Surprises and Routs Ormesby, the English Justiciary

When it was known that this brave man had raised open banneragainst the English, Sir William Douglas,who had been taken by Edward at the siege of Berwick, and restored to his liberty, upon swearing fealty, disregarding his oath, joined the Scottish force with his numerous vassals. Ormesby, the English justiciary, was at this time holding his court at Scone; and Surrey, the guardian, had gone to attend the English parliament. Wallace, by a rapid march, surprised the justiciary, dispersed his followers, and, whilst he himself escaped with the greatest difficulty, took a rich booty and many prisoners.
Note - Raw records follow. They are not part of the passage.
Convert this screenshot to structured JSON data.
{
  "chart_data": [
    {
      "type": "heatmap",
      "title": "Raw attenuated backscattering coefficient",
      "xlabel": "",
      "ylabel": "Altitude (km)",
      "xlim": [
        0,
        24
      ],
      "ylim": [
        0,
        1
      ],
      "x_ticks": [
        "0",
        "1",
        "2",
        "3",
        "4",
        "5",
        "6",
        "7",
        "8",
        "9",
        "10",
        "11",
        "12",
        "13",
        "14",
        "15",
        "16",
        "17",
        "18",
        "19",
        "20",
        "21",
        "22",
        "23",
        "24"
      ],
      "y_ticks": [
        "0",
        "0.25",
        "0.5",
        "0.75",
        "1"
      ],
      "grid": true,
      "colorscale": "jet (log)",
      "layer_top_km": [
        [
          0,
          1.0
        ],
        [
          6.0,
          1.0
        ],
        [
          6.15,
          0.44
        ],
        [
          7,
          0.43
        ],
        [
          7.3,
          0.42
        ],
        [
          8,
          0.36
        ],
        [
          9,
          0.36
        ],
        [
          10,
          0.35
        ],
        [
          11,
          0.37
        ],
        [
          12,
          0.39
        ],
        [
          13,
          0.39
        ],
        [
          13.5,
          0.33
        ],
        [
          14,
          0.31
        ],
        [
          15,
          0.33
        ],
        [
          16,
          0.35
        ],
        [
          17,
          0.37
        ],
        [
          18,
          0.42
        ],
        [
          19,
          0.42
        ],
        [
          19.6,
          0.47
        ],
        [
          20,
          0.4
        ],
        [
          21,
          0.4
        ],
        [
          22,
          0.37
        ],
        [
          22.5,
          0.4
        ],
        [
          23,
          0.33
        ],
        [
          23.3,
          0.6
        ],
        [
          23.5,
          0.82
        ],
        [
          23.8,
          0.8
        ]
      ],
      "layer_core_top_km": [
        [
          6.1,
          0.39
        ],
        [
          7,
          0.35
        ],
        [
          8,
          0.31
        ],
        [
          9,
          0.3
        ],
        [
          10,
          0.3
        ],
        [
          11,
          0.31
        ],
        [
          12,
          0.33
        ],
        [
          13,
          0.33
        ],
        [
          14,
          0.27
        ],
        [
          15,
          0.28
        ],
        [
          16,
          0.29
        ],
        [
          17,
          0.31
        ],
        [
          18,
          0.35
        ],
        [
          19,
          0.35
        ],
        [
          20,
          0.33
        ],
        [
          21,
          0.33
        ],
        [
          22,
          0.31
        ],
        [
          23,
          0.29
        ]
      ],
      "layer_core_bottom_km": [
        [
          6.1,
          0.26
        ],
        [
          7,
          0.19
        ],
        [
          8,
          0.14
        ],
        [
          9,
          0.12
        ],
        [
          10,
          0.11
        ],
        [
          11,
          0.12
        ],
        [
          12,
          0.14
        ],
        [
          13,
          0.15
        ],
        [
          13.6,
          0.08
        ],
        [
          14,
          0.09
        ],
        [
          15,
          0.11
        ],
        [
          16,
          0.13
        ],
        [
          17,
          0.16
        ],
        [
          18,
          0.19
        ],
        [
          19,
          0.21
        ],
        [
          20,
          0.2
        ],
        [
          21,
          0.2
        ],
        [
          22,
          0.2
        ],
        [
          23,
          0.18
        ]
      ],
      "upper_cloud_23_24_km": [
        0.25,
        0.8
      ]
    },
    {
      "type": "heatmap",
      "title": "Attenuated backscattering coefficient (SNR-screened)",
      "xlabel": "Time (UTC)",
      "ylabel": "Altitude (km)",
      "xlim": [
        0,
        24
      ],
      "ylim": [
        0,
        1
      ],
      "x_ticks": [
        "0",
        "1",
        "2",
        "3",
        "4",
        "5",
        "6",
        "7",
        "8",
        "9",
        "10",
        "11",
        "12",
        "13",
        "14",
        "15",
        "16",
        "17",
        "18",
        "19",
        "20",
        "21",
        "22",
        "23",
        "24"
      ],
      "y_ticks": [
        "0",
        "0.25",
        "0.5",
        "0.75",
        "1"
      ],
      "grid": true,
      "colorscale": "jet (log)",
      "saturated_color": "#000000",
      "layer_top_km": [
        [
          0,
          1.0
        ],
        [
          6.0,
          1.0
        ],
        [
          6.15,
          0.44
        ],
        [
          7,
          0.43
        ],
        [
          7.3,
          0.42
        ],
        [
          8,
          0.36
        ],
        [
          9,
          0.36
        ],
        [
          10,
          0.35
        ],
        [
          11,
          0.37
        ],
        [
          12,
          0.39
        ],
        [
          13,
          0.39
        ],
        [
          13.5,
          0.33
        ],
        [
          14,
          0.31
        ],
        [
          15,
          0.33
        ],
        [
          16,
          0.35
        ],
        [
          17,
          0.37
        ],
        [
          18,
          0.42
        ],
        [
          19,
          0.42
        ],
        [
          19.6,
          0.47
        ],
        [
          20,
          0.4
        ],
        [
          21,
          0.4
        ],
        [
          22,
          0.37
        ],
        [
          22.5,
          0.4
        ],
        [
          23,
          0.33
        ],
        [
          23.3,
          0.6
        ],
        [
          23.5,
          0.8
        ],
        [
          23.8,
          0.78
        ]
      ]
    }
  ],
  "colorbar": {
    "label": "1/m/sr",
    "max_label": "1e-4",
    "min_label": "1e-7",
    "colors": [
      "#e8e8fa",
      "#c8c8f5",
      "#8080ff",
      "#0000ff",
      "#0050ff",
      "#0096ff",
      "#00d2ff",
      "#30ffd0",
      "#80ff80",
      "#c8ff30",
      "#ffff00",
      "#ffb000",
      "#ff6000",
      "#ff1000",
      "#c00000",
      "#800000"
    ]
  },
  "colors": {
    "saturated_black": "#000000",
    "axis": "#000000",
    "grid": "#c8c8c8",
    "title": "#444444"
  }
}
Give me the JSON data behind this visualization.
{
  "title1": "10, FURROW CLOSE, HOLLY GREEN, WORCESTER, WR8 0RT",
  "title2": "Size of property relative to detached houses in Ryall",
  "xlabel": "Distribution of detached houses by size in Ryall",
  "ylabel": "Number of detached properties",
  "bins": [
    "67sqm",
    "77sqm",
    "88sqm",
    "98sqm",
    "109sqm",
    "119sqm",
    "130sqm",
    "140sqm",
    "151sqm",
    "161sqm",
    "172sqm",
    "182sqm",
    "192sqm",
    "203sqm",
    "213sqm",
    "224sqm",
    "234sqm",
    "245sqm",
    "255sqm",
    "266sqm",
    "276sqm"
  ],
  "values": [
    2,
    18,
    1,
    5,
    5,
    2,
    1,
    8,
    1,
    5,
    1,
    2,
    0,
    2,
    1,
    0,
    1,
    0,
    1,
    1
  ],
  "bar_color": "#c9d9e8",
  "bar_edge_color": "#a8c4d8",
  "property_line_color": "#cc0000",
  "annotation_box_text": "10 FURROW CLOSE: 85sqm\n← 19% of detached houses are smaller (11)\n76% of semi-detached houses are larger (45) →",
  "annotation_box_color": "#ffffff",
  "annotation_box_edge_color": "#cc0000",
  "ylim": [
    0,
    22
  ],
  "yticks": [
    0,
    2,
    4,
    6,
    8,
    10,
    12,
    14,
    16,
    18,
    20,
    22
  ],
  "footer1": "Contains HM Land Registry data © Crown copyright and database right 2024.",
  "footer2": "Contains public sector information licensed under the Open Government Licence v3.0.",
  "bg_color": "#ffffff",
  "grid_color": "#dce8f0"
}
This exploit giving new confidence to their little army, they more openly and boldly ravaged the country, and put all Englishmen the sword. As circumstances allowed, they either acted together, or engaged in separate expeditions. Whilst Wallace marched into Lennox, the castles of Disdeir and Sanquhar were taken by Douglas; and when their united strength afterwards broke in upon the west of Scotland, they were joined by some of the most powerful of the Scottish nobility. The Steward of Scotland, and his brother, Sir Andrew Moray of Bothwell, Alexander de Lindesay, and Sir Richard Lundin, with a spirited prelate, Wishart bishop of Glasgow, were amongst the number.